18 April 2012
Irish Yews
Irish yews: funny old things. For starters, they’re meant to all be the same, clones of the original two trees found in Northern Ireland. BUT that’s clearly not the case. Yesterday I cam across a row of 6, 2 of which were completely different. They didn’t have that super dark foliage, almost bluish black, and when untied they split apart like banana peel.
More importantly, it’s what to do with Irish yew? The options seem limited: leave them alone, or chop them in half? Tie them in, or clip them? Columnular, or vase shaped? What dilemmas.

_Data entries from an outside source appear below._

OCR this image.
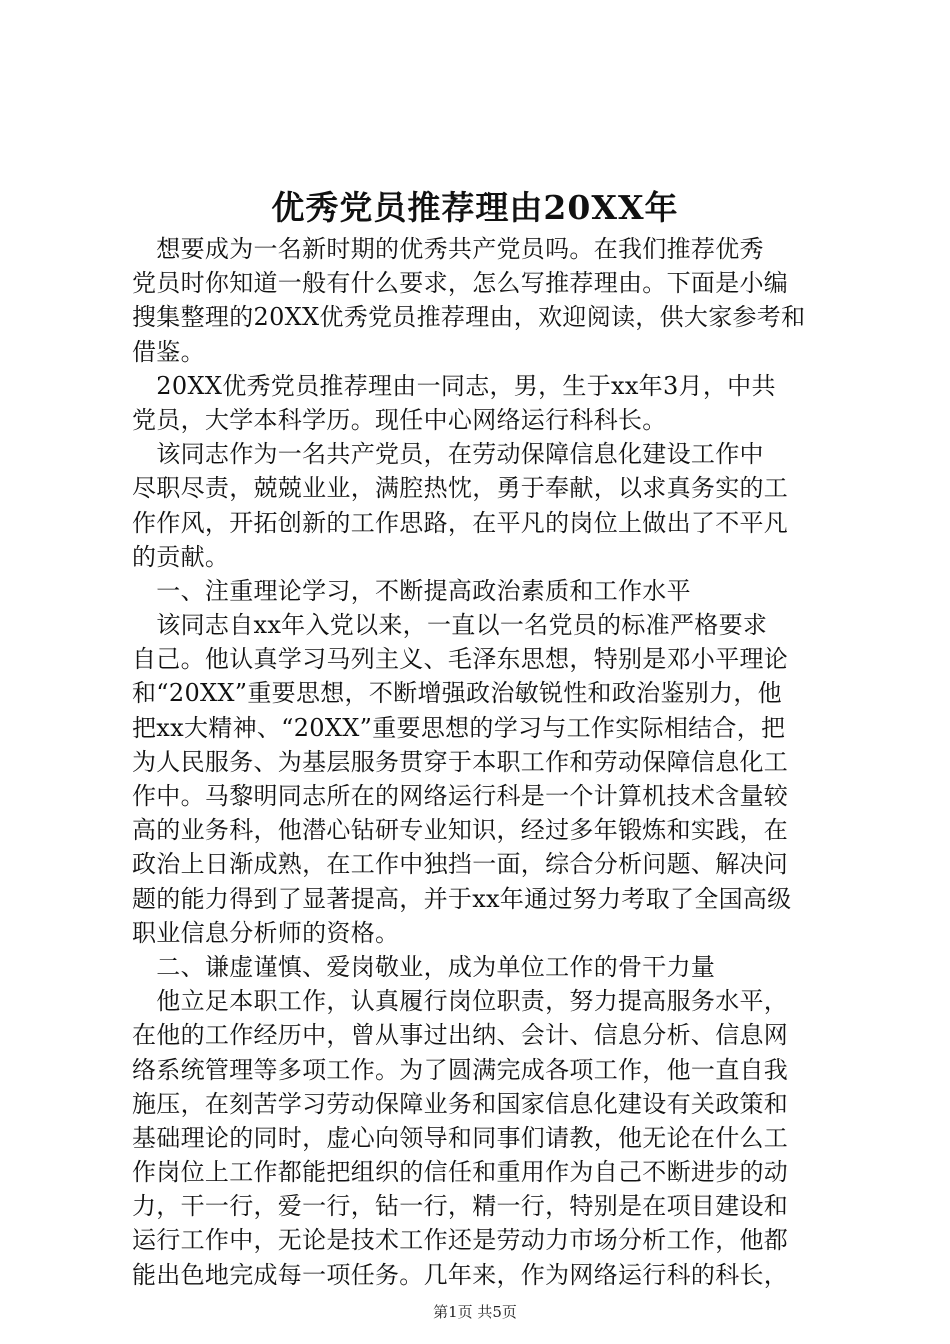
优秀党员推荐理由20XX年
　想要成为一名新时期的优秀共产党员吗。在我们推荐优秀
党员时你知道一般有什么要求，怎么写推荐理由。下面是小编
搜集整理的20XX优秀党员推荐理由，欢迎阅读，供大家参考和
借鉴。
　20XX优秀党员推荐理由一同志，男，生于xx年3月，中共
党员，大学本科学历。现任中心网络运行科科长。
　该同志作为一名共产党员，在劳动保障信息化建设工作中
尽职尽责，兢兢业业，满腔热忱，勇于奉献，以求真务实的工
作作风，开拓创新的工作思路，在平凡的岗位上做出了不平凡
的贡献。
　一、注重理论学习，不断提高政治素质和工作水平
　该同志自xx年入党以来，一直以一名党员的标准严格要求
自己。他认真学习马列主义、毛泽东思想，特别是邓小平理论
和“20XX”重要思想，不断增强政治敏锐性和政治鉴别力，他
把xx大精神、“20XX”重要思想的学习与工作实际相结合，把
为人民服务、为基层服务贯穿于本职工作和劳动保障信息化工
作中。马黎明同志所在的网络运行科是一个计算机技术含量较
高的业务科，他潜心钻研专业知识，经过多年锻炼和实践，在
政治上日渐成熟，在工作中独挡一面，综合分析问题、解决问
题的能力得到了显著提高，并于xx年通过努力考取了全国高级
职业信息分析师的资格。
　二、谦虚谨慎、爱岗敬业，成为单位工作的骨干力量
　他立足本职工作，认真履行岗位职责，努力提高服务水平，
在他的工作经历中，曾从事过出纳、会计、信息分析、信息网
络系统管理等多项工作。为了圆满完成各项工作，他一直自我
施压，在刻苦学习劳动保障业务和国家信息化建设有关政策和
基础理论的同时，虚心向领导和同事们请教，他无论在什么工
作岗位上工作都能把组织的信任和重用作为自己不断进步的动
力，干一行，爱一行，钻一行，精一行，特别是在项目建设和
运行工作中，无论是技术工作还是劳动力市场分析工作，他都
能出色地完成每一项任务。几年来，作为网络运行科的科长，
第1页 共5页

Yesterday, the brief was simple. They were slowly but steadily developing the top heavy, vase shaped look that seems to be the norm, despite having been tied in for a few years, but the owner wanted them columnular. So I retied, but rather than bracing them around the outside I tied in individual branches (trunks?) using a firm trunk in the inside to tie to. The reasoning behind this was as follows:
As with Cupressus sempervirens, it seems inevitable that individual branches can get weighed down by their own growth, and peel away from the main body of the tree. Sometimes one passes big old trees with a colossal carbuncle growing out the side - one of these peel-aways that has been neglected and allowed to grow as a horizontal, not vertical, limb - yet all it would have taken is a quick go over with the shears to take the weight off to avoid such carbunculous growth. IF, however, the trees have been braced around the oiutside, as seems popular, one either ends up accidentally cutting the string, or ruining the shears (I suggest Okatsune 29 inchers, incidentally) on wire. HENCE my internal bracing.
So the job invoved a fair bit of internal rummaging, a lot of back and forwarding to check straightness, and not a lot of clipping at all. All invoved seemed happy.
Anyone else involved in these conundrums?
Is fastigiate the right term for this? Really?